Table 5 Comparison of the baseline data from German, Finnish and Danish cohorts according to the published data

Study limitations and strengths

There are several weaknesses in this study. In Finland, IPF is diagnosed almost exclusively at hospitals by respiratory physicians, which means that patients living in the university cities will attend the university hospitals. This, from our perspective, limits the disease identification-related bias to a minimum but it is still possible that some ILD cases have been misdiagnosed and, therefore, not codified as J84.1 or J84.9. The second limitation is that patients were included only by informed consent, ruling out patients that met the diagnostic criteria but were unable or unwilling to give informed consent. This approach was chosen partially because of the local legislation on patient data collection, but also to allow further contacts with patients if needed. This is a major limitation in our study, as the most advanced cases and rapid progressors are probably lost from the cohort. However, we have previously shown [1], that the published data on IPF varies according to the method used, so that any method used is going to yield in mere estimations of true prevalence.

The strength of this study is that all patient data were carefully re-evaluated according to the current guidelines. Only a small percentage of patients were excluded after the reassessment of the diagnostic HRCTs and surgical lung biopsies, which in part proves the high quality of the radiological and histopathological diagnostics of the public health care system.

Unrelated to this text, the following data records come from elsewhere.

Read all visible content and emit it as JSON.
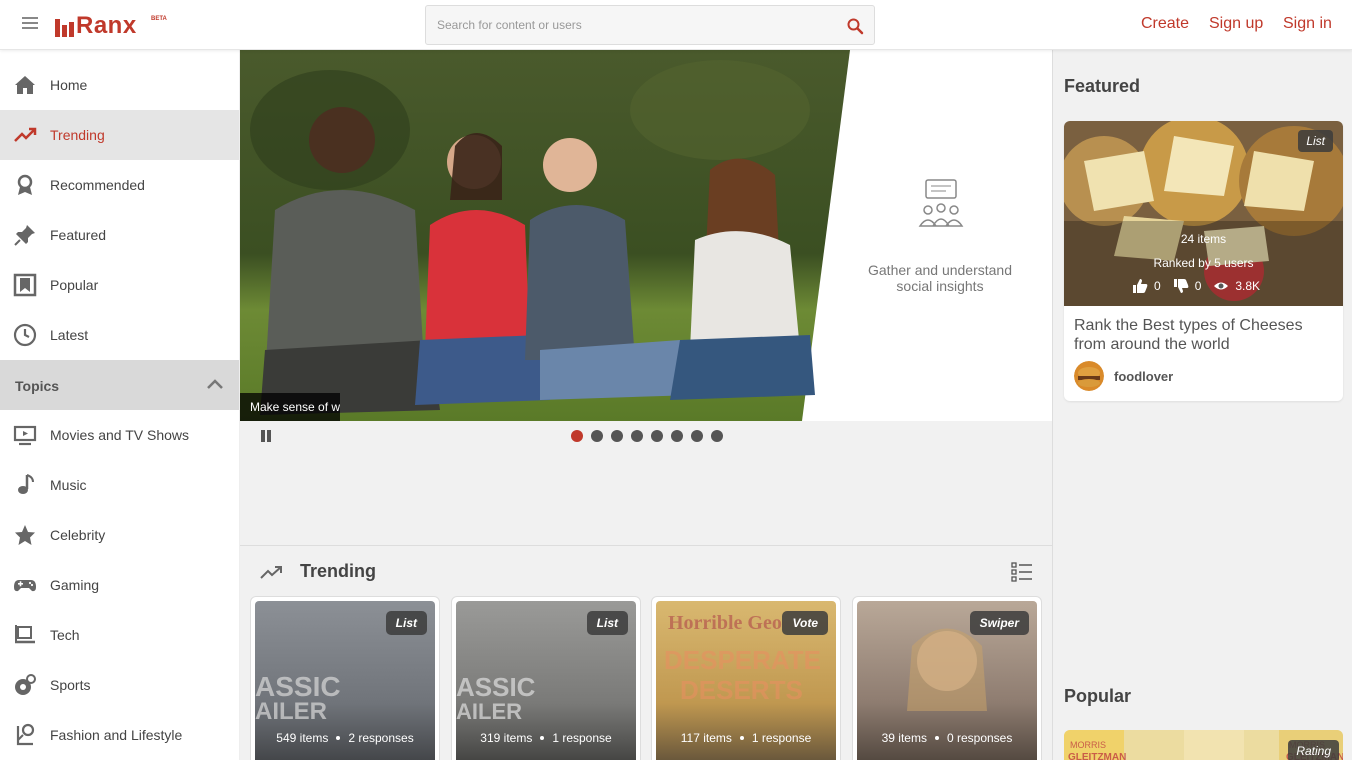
{
  "header": {
    "logo_text": "Ranx",
    "logo_badge": "BETA",
    "search_placeholder": "Search for content or users",
    "nav": {
      "create": "Create",
      "signup": "Sign up",
      "signin": "Sign in"
    },
    "accent_color": "#c0392b"
  },
  "sidebar": {
    "items": [
      {
        "label": "Home",
        "icon": "home-icon"
      },
      {
        "label": "Trending",
        "icon": "trending-icon",
        "active": true
      },
      {
        "label": "Recommended",
        "icon": "recommended-icon"
      },
      {
        "label": "Featured",
        "icon": "pin-icon"
      },
      {
        "label": "Popular",
        "icon": "popular-icon"
      },
      {
        "label": "Latest",
        "icon": "clock-icon"
      }
    ],
    "topics_label": "Topics",
    "topics": [
      {
        "label": "Movies and TV Shows",
        "icon": "tv-icon"
      },
      {
        "label": "Music",
        "icon": "music-icon"
      },
      {
        "label": "Celebrity",
        "icon": "star-icon"
      },
      {
        "label": "Gaming",
        "icon": "gamepad-icon"
      },
      {
        "label": "Tech",
        "icon": "tech-icon"
      },
      {
        "label": "Sports",
        "icon": "sports-icon"
      },
      {
        "label": "Fashion and Lifestyle",
        "icon": "fashion-icon"
      }
    ]
  },
  "hero": {
    "caption": "Make sense of w",
    "side_text": "Gather and understand social insights",
    "slide_count": 8,
    "active_slide": 1
  },
  "trending": {
    "title": "Trending",
    "cards": [
      {
        "badge": "List",
        "items": "549 items",
        "responses": "2 responses",
        "bg": "#7d8085",
        "overlay": "ASSIC\nAILER"
      },
      {
        "badge": "List",
        "items": "319 items",
        "responses": "1 response",
        "bg": "#8a8a88",
        "overlay": "ASSIC\nAILER"
      },
      {
        "badge": "Vote",
        "items": "117 items",
        "responses": "1 response",
        "bg": "#c7a25a",
        "overlay": "Horrible Geo\nDESPERATE\nDESERTS"
      },
      {
        "badge": "Swiper",
        "items": "39 items",
        "responses": "0 responses",
        "bg": "#9a8a7e",
        "overlay": ""
      }
    ]
  },
  "right": {
    "featured_title": "Featured",
    "featured": {
      "badge": "List",
      "items": "24 items",
      "ranked": "Ranked by 5 users",
      "likes": "0",
      "dislikes": "0",
      "views": "3.8K",
      "title": "Rank the Best types of Cheeses from around the world",
      "user": "foodlover"
    },
    "popular_title": "Popular",
    "popular_badge": "Rating"
  }
}
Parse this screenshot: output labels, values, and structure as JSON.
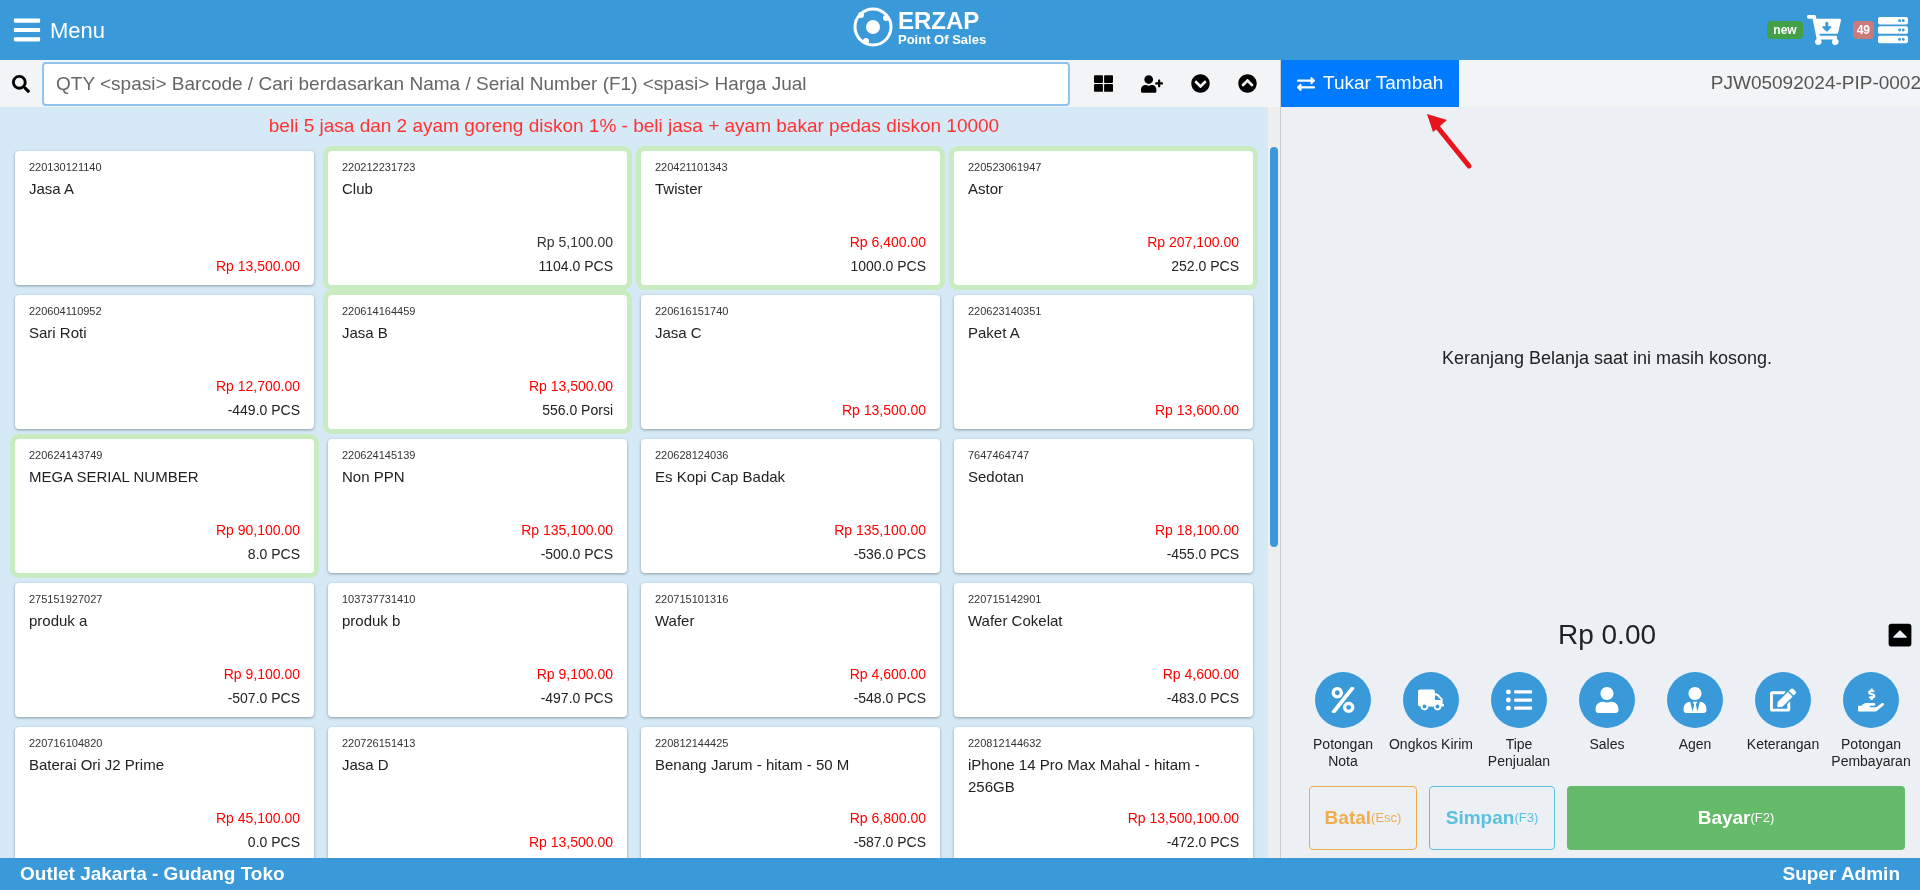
{
  "header": {
    "menu_label": "Menu",
    "logo_title": "ERZAP",
    "logo_subtitle": "Point Of Sales",
    "new_badge": "new",
    "count_badge": "49"
  },
  "search": {
    "placeholder": "QTY <spasi> Barcode / Cari berdasarkan Nama / Serial Number (F1) <spasi> Harga Jual"
  },
  "promo": "beli 5 jasa dan 2 ayam goreng diskon 1% - beli jasa + ayam bakar pedas diskon 10000",
  "products": [
    {
      "code": "220130121140",
      "name": "Jasa A",
      "price": "Rp 13,500.00",
      "alert": true,
      "highlighted": false
    },
    {
      "code": "220212231723",
      "name": "Club",
      "price": "Rp 5,100.00",
      "stock": "1104.0 PCS",
      "alert": false,
      "highlighted": true
    },
    {
      "code": "220421101343",
      "name": "Twister",
      "price": "Rp 6,400.00",
      "stock": "1000.0 PCS",
      "alert": true,
      "highlighted": true
    },
    {
      "code": "220523061947",
      "name": "Astor",
      "price": "Rp 207,100.00",
      "stock": "252.0 PCS",
      "alert": true,
      "highlighted": true
    },
    {
      "code": "220604110952",
      "name": "Sari Roti",
      "price": "Rp 12,700.00",
      "stock": "-449.0 PCS",
      "alert": true,
      "highlighted": false
    },
    {
      "code": "220614164459",
      "name": "Jasa B",
      "price": "Rp 13,500.00",
      "stock": "556.0 Porsi",
      "alert": true,
      "highlighted": true
    },
    {
      "code": "220616151740",
      "name": "Jasa C",
      "price": "Rp 13,500.00",
      "alert": true,
      "highlighted": false
    },
    {
      "code": "220623140351",
      "name": "Paket A",
      "price": "Rp 13,600.00",
      "alert": true,
      "highlighted": false
    },
    {
      "code": "220624143749",
      "name": "MEGA SERIAL NUMBER",
      "price": "Rp 90,100.00",
      "stock": "8.0 PCS",
      "alert": true,
      "highlighted": true
    },
    {
      "code": "220624145139",
      "name": "Non PPN",
      "price": "Rp 135,100.00",
      "stock": "-500.0 PCS",
      "alert": true,
      "highlighted": false
    },
    {
      "code": "220628124036",
      "name": "Es Kopi Cap Badak",
      "price": "Rp 135,100.00",
      "stock": "-536.0 PCS",
      "alert": true,
      "highlighted": false
    },
    {
      "code": "7647464747",
      "name": "Sedotan",
      "price": "Rp 18,100.00",
      "stock": "-455.0 PCS",
      "alert": true,
      "highlighted": false
    },
    {
      "code": "275151927027",
      "name": "produk a",
      "price": "Rp 9,100.00",
      "stock": "-507.0 PCS",
      "alert": true,
      "highlighted": false
    },
    {
      "code": "103737731410",
      "name": "produk b",
      "price": "Rp 9,100.00",
      "stock": "-497.0 PCS",
      "alert": true,
      "highlighted": false
    },
    {
      "code": "220715101316",
      "name": "Wafer",
      "price": "Rp 4,600.00",
      "stock": "-548.0 PCS",
      "alert": true,
      "highlighted": false
    },
    {
      "code": "220715142901",
      "name": "Wafer Cokelat",
      "price": "Rp 4,600.00",
      "stock": "-483.0 PCS",
      "alert": true,
      "highlighted": false
    },
    {
      "code": "220716104820",
      "name": "Baterai Ori J2 Prime",
      "price": "Rp 45,100.00",
      "stock": "0.0 PCS",
      "alert": true,
      "highlighted": false
    },
    {
      "code": "220726151413",
      "name": "Jasa D",
      "price": "Rp 13,500.00",
      "alert": true,
      "highlighted": false
    },
    {
      "code": "220812144425",
      "name": "Benang Jarum - hitam - 50 M",
      "price": "Rp 6,800.00",
      "stock": "-587.0 PCS",
      "alert": true,
      "highlighted": false
    },
    {
      "code": "220812144632",
      "name": "iPhone 14 Pro Max Mahal - hitam - 256GB",
      "price": "Rp 13,500,100.00",
      "stock": "-472.0 PCS",
      "alert": true,
      "highlighted": false
    }
  ],
  "cart": {
    "tab_label": "Tukar Tambah",
    "order_number": "PJW05092024-PIP-0002",
    "empty_message": "Keranjang Belanja saat ini masih kosong.",
    "total": "Rp 0.00"
  },
  "actions": [
    {
      "kind": "discount",
      "label": "Potongan Nota"
    },
    {
      "kind": "truck",
      "label": "Ongkos Kirim"
    },
    {
      "kind": "list",
      "label": "Tipe Penjualan"
    },
    {
      "kind": "person",
      "label": "Sales"
    },
    {
      "kind": "agent",
      "label": "Agen"
    },
    {
      "kind": "note",
      "label": "Keterangan"
    },
    {
      "kind": "money",
      "label": "Potongan Pembayaran"
    }
  ],
  "buttons": [
    {
      "kind": "cancel",
      "label": "Batal",
      "shortcut": "(Esc)"
    },
    {
      "kind": "save",
      "label": "Simpan",
      "shortcut": "(F3)"
    },
    {
      "kind": "pay",
      "label": "Bayar",
      "shortcut": "(F2)"
    }
  ],
  "status_bar": {
    "outlet": "Outlet Jakarta - Gudang Toko",
    "user": "Super Admin"
  }
}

This study was, however, limited to university hospitals where the quality of diagnostics should be high and the results might not reflect the situation in smaller Finnish hospitals.

Conclusions

Our results indicate that all patients coded with ICD-10 codes J84.1 or J84.9 should not be used in epidemiologic studies as equivalent to IPF. Only 20–30 % of these cases were IPF assessed on the basis of patient records. Histological and radiological re-evaluation still dropped out 12 patients out of these 123 patients. The nationwide prevalence of IPF can be estimated to be 8.6/100 000. In Finland IPF is diagnosed in mild-moderate stage, which with emerging drug treatments may lead to improved prognosis.